Las múltiples operaciones que sufrió su recio cuerpo, mermaron su resistencia. Está consciente de ello y se lamenta porque ya no puede andar entre los surcos. Sus pies muestran el duro camino que han recorrido por décadas.
Platica que de los hijos que tuvo, tres se le murieron, y seis, los más jóvenes, se fueron para Estados Unidos, de quienes no sabe casi nada. Las últimas noticias que tuvo de ellos, por medio de unas cartas plagadas de faltas de ortografía, que le enviaron hace muchos años, fue que allá encontraron a sus parejas y se casaron. Con mujeres igual que ellos, inmigrantes de otros pueblos tan pobres como su lejano Coyolillo.
Tío Toño cuenta que ya tiene nietos, pero no los conoce, y dice que hasta bisnietos.

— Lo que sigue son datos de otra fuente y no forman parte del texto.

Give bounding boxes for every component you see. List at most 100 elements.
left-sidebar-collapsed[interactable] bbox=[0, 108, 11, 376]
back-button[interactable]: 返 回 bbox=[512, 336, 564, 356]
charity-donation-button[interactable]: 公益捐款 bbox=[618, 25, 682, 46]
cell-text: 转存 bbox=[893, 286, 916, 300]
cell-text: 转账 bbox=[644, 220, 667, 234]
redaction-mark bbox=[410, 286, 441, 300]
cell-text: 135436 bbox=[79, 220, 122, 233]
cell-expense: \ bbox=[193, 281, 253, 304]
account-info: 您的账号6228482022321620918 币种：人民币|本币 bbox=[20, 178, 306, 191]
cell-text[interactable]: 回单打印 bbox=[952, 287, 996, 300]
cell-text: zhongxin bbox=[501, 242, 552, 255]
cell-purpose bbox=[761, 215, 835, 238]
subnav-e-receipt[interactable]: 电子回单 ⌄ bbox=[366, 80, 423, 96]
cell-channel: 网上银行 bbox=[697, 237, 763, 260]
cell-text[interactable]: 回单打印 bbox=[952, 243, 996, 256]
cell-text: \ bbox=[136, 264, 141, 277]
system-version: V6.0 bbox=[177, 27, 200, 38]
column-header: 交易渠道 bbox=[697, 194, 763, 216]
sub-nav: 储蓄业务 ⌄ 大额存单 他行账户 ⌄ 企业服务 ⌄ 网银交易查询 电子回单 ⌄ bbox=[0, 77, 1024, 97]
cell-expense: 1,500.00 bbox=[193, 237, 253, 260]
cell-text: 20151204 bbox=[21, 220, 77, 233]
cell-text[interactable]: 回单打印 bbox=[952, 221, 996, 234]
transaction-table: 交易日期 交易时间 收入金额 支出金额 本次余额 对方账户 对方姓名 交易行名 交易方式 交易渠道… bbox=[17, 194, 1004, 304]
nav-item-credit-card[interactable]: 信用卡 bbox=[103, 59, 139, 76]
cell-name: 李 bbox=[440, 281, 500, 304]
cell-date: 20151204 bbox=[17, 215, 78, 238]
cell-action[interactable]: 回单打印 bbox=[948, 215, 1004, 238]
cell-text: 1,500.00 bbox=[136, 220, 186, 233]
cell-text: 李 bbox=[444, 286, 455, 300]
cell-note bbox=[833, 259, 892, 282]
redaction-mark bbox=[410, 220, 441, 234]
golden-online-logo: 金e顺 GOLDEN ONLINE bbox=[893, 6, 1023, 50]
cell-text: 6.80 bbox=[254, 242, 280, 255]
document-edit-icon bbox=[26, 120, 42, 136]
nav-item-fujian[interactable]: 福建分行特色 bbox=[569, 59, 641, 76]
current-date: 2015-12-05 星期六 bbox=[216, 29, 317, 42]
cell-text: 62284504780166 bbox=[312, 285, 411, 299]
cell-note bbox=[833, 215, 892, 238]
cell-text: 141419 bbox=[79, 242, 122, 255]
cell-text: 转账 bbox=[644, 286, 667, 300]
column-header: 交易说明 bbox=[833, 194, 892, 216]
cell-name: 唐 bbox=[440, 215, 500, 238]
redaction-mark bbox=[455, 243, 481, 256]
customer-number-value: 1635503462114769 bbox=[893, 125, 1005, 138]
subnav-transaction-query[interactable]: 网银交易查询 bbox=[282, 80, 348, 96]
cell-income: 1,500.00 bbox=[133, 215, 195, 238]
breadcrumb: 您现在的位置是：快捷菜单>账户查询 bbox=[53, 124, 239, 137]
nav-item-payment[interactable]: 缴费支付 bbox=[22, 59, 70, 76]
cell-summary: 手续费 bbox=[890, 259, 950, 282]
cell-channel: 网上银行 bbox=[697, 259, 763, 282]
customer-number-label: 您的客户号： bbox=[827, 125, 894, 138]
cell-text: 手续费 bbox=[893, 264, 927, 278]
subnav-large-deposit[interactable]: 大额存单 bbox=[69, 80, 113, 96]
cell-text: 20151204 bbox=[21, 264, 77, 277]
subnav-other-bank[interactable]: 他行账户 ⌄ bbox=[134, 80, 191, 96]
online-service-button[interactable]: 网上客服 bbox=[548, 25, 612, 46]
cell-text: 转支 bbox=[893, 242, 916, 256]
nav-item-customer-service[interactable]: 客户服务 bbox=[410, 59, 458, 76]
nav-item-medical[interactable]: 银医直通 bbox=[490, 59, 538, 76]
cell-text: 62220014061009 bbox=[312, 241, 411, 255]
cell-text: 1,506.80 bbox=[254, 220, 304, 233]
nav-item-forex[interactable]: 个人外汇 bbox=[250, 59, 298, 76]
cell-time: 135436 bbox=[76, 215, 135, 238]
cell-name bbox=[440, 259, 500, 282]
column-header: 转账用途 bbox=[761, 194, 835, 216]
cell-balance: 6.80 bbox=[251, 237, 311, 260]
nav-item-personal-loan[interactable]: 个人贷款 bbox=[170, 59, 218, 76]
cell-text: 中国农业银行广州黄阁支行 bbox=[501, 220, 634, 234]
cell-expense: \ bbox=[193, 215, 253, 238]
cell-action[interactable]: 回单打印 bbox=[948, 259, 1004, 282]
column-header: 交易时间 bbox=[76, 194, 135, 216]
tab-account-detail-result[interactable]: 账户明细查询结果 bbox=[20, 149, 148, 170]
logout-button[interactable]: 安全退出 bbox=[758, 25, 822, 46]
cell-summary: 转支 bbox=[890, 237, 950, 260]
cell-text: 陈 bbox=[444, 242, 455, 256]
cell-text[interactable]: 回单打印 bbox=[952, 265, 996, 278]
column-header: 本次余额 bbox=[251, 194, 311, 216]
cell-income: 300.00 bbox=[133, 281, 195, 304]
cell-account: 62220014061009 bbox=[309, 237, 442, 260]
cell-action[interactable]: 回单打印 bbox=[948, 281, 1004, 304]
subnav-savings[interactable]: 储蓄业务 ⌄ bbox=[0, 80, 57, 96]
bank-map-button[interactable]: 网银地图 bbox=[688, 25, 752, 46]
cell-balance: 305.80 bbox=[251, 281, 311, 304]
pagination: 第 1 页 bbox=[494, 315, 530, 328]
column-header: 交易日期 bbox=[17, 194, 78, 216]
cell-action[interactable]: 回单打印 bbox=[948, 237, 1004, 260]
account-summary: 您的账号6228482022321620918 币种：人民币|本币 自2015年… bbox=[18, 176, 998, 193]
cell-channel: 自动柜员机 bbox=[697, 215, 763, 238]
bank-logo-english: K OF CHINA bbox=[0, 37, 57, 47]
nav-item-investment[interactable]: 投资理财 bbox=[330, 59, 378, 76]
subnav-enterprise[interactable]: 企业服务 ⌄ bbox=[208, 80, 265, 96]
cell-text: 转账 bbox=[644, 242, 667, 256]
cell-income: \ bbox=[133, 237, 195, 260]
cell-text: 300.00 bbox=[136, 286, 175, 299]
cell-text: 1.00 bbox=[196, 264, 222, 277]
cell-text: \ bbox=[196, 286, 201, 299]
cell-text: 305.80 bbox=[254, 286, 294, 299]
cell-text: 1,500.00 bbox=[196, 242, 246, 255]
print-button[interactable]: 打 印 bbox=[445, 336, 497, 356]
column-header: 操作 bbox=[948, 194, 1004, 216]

De sus ocho hijos que le sobrevivieron, sólo dos, los mayores, se quedaron para ayudarle a cultivar la tierra donde siembran maíz, cacahuate y jitomate, que apenas les da “para irla pasando”.
Ahí en esa comunidad, un poco más grande que la Alameda Central de la Ciudad de México, muchas son sus carencias y escasos los servicios; sólo un centro de salud, la iglesia, un jardín de niños, una escuela primaria, una telesecundaria, y una preparatoria.
Preparatoria a la que quizá Víctor y Braulio, dos niños de 10 años, no lleguen a cursar, pues generalmente los pequeños comienzan a trabajar desde temprana edad, por las necesidades que tienen en sus hogares.